Lukyanenko vince e festeggia con la bandiera dell'Ucraina
Lukyanenko vince e festeggia con la bandiera dell'Ucraina

Ognuno di loro è sopraffatto costantemente dalla preoccupazione per il destino del loro Paese. Sushkevych li vede spesso incollati a cellulari, e portatili, e deve anche consolarli prima delle gare quando lo stress del momento si trasforma in lacrime e disperazione. Tutti si sentono impotenti, fino a quando però iniziano le gare. In quel preciso momento è come se gli atleti paralimpici ucraini indossassero una mimetica: "I nostri soldati hanno battaglie in Ucraina.
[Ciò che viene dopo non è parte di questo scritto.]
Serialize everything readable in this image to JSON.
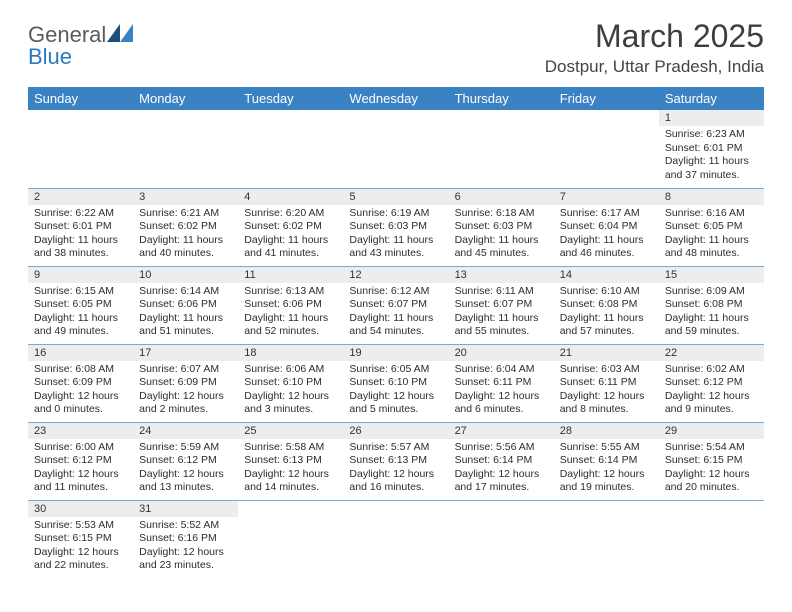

Noi, la squadra paralimpica, abbiamo le nostre battaglie a Pechino. Se non venissimo qui, sarebbe come perdere una posizione, come una capitolazione".

Sushkevych è un punto di riferimento per tutti, una colonna a cui tutti si aggrappano in questo momento difficile. La pressione su di lui è enorme, anche perché ora si pensa già a cosa succederà quando le Paralimpiadi saranno finite. Cosa succederà agli atleti? Dove andranno a finire visto che è impensabile il ritorno in Ucraina? Il presidente del Comitato paralimpico ucraino sua moglie Yuliia e il suo staff, stanno escogitando diversi piani per trasferire tutta la delegazione in sicurezza in un Paese europeo. Le difficoltà però sono enormi: "Cosa succederà alla fine? Per quanto tempo dovremo aspettare qui? Giorni? Settimane? Restiamo in hotel e come lo paghiamo? Non abbiamo i soldi. Non abbiamo ancora le risposte".

E la speranza ora è che le sue parole, contribuiscano a smuovere ulteriormente le coscienze. Quello che è certo è che il suo influsso a giudicare dai risultati degli atleti ucraini è importante. Un esempio? La prova di Vitalii Lukyanenko nel biathlon. Sushkevych ha raccontato la disperazione dell'atleta alla vigilia della sua gara paralimpica: "Guardavo le sue condizioni fisiche, gli occhi molto rossi. No, non può correre pensavo". Poi però ecco che tutto è cambiato, al momento di gareggiare, quando Lukianenko ha comunicato a Sushkevych di non sentire dolore o affaticamento e di essere pronto a lottare. È arrivata così la medaglia d'oro: "Se conoscevate la sua situazione, questo è un miracolo".